The the plan for Memphis was: Sun Studio, Beale Street, ribs, Graceland, Stax Studio, National Civil Rights Museum, Blues, more ribs, then early start on day three to continue the roadside itinerary of kitsch from Memphis to Nashville.
Which all went to plan until we turned up to the National Civil Rights Museum to find that it had been completely shut down for the afternoon to do security checks for the arrival of former Vice President Joe Biden, who was to receive a Freedom Award from the museum that evening.
He was being honoured alongside the Reverend Jesse Jackson, who actually stalked us a bit while we were in Memphis. He was on our flight there and we saw him again at the Blue City Cafe late on our second nigh there. Evidently, he popped in for some late-night ribs after receiving an award for his decades of contribution to civil rights. We popped in for some late-night ribs after drinking and listening to music on Beale Street all night. It wasn’t even Hoff’s first ribs of the evening.
Anyway, the point is, the random museum shut down completely threw our plans out the window. I had to be flexible. Pfft. We ended up having some enforced down time (my least favourite kind) and we had to see the museum the following morning. This effectively wiped out our ability to make any stops on the way from Memphis to Nashville as we were on a schedule to do a Nashville tour in the early afternoon.
And I had a cracker itinerary cooked up too. We were going to veer off the interstate to the city of Nutbush, or more specifically, the city limits of Nutbush, and I was absolutely going to make Hoff do the dance with me in front of the sign.
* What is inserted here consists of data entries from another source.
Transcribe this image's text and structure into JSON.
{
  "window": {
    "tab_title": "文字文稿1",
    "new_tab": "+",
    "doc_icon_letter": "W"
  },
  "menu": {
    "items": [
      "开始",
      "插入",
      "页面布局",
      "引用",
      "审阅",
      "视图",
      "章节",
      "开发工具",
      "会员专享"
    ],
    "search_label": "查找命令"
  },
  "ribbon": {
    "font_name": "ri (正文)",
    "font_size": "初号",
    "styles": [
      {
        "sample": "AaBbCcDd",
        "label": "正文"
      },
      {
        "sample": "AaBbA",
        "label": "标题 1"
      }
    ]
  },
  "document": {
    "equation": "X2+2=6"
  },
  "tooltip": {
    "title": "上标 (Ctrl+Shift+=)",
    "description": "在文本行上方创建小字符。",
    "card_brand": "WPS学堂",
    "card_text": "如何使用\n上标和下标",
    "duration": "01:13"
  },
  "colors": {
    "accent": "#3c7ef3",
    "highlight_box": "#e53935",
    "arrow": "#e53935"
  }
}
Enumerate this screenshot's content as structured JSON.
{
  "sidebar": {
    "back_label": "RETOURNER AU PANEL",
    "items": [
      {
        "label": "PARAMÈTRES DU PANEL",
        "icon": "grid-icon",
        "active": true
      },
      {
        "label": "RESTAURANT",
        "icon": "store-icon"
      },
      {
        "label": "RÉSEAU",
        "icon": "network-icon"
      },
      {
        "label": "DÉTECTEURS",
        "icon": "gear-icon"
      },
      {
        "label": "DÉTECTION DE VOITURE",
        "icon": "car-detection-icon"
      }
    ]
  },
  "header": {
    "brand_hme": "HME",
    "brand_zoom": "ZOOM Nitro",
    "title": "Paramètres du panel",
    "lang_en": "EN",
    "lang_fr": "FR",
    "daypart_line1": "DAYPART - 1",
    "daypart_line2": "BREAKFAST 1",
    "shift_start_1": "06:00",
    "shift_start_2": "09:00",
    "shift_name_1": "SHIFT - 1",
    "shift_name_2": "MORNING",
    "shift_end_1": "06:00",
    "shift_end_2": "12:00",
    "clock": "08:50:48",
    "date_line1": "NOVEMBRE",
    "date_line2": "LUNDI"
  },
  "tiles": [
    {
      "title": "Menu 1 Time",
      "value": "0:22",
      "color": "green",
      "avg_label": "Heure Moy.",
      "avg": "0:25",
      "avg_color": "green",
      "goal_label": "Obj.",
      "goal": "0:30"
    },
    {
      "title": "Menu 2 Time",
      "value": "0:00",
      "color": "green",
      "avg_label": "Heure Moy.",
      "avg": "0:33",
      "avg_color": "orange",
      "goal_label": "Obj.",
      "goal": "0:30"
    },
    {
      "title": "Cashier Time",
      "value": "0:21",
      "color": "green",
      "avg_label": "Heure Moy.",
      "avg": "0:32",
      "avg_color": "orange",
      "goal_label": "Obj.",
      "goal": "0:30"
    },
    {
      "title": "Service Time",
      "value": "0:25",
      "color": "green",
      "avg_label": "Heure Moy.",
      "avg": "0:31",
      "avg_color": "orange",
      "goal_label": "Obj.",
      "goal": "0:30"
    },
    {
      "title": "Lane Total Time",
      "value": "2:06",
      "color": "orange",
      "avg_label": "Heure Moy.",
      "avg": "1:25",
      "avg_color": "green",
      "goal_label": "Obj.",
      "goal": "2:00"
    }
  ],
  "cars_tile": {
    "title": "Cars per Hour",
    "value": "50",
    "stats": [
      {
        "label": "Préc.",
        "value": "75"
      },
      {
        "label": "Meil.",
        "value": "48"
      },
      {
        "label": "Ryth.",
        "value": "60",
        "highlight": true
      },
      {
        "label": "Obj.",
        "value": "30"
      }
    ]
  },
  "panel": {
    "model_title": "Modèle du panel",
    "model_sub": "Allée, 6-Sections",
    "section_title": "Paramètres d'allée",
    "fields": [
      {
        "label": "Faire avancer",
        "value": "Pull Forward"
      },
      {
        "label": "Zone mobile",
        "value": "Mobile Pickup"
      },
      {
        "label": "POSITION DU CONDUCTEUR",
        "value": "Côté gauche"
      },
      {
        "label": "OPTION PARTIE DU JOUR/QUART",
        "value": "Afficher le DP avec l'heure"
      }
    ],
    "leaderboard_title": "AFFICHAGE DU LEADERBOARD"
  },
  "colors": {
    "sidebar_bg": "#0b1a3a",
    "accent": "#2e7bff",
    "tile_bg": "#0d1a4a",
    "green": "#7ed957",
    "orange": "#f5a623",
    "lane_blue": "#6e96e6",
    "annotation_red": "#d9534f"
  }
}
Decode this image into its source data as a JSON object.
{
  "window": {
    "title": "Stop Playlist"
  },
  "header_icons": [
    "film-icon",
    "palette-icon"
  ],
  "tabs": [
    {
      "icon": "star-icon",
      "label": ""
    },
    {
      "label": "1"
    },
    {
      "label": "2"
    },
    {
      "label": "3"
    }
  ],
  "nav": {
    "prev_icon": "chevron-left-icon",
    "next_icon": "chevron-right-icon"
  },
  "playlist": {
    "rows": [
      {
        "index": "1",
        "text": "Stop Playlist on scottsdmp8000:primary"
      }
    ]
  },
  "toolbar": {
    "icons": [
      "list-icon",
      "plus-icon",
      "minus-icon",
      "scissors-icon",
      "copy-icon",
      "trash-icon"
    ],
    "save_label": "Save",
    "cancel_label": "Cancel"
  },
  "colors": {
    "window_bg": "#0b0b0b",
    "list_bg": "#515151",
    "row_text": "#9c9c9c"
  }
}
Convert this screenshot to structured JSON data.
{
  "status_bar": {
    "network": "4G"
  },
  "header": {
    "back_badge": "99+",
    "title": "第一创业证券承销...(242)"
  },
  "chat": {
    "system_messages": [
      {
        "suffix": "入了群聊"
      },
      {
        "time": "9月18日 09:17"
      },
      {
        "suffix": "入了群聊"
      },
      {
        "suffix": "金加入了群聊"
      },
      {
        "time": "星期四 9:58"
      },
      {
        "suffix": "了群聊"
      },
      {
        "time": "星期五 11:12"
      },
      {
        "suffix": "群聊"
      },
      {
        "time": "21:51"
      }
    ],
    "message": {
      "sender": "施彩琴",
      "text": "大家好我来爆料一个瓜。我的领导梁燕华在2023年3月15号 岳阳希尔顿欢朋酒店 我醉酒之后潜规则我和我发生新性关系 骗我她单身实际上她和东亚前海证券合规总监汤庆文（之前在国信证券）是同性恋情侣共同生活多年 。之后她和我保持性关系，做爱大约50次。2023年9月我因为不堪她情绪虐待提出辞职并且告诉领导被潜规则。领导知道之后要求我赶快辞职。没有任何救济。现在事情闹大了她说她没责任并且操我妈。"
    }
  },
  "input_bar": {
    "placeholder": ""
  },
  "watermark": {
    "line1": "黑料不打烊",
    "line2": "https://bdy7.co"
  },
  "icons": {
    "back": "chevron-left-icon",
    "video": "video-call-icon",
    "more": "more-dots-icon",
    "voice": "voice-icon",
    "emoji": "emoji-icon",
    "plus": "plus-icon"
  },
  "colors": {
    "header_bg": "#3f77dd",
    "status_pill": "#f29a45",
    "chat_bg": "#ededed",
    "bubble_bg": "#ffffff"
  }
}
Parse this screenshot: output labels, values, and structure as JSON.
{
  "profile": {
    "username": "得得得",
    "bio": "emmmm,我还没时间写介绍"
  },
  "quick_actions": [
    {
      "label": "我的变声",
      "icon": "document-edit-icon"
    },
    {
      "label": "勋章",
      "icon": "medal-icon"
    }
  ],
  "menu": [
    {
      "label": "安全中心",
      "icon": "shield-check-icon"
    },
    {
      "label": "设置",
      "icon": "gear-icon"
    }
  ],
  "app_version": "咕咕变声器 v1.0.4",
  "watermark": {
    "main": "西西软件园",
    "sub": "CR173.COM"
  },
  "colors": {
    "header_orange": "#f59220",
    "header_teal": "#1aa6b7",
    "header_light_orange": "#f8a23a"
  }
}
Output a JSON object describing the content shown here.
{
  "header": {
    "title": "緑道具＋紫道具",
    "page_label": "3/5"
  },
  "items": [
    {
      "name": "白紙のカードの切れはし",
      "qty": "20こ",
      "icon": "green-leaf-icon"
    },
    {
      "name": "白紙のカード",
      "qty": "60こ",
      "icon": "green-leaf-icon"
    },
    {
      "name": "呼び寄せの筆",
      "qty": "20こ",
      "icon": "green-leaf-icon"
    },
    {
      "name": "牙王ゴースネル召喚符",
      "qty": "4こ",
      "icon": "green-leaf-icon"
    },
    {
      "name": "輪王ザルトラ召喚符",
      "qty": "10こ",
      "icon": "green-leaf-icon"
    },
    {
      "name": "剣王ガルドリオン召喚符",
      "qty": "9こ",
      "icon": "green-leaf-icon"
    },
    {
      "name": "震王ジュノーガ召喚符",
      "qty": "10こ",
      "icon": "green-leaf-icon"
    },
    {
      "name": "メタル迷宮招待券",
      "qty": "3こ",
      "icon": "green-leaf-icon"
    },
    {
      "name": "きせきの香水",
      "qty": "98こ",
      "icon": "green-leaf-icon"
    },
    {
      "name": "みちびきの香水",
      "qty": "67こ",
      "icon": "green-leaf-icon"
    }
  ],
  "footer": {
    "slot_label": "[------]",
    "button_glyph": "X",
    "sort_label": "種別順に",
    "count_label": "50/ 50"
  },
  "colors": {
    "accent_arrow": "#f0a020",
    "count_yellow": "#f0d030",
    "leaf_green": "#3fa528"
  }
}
If the National Civil Rights Museum hadn’t given Mr Biden and Rev Jackson awards for civil rights that evening, then I reckon Hoff would’ve given them an award for getting him out of that little exercise.
All that said, though, the National Civil Rights Museum was absolutely worthy of a complete schedule overhaul. Based at the old Lorraine Motel, where Dr Martin Luther King Jr was assassinated in 1968, the museum uses the activist’s life and work as a starting point to detail the civil rights movement from the first slaves until today. It is stirring, poignant and at times upsetting, but a timely reminder of the movement’s history and the work still to be done.
So after our much-anticipated visit, we grabbed a coffee, waved goodbye to our new mate the Rev and headed east towards Nashville. The Nutbush will have to wait until we get there.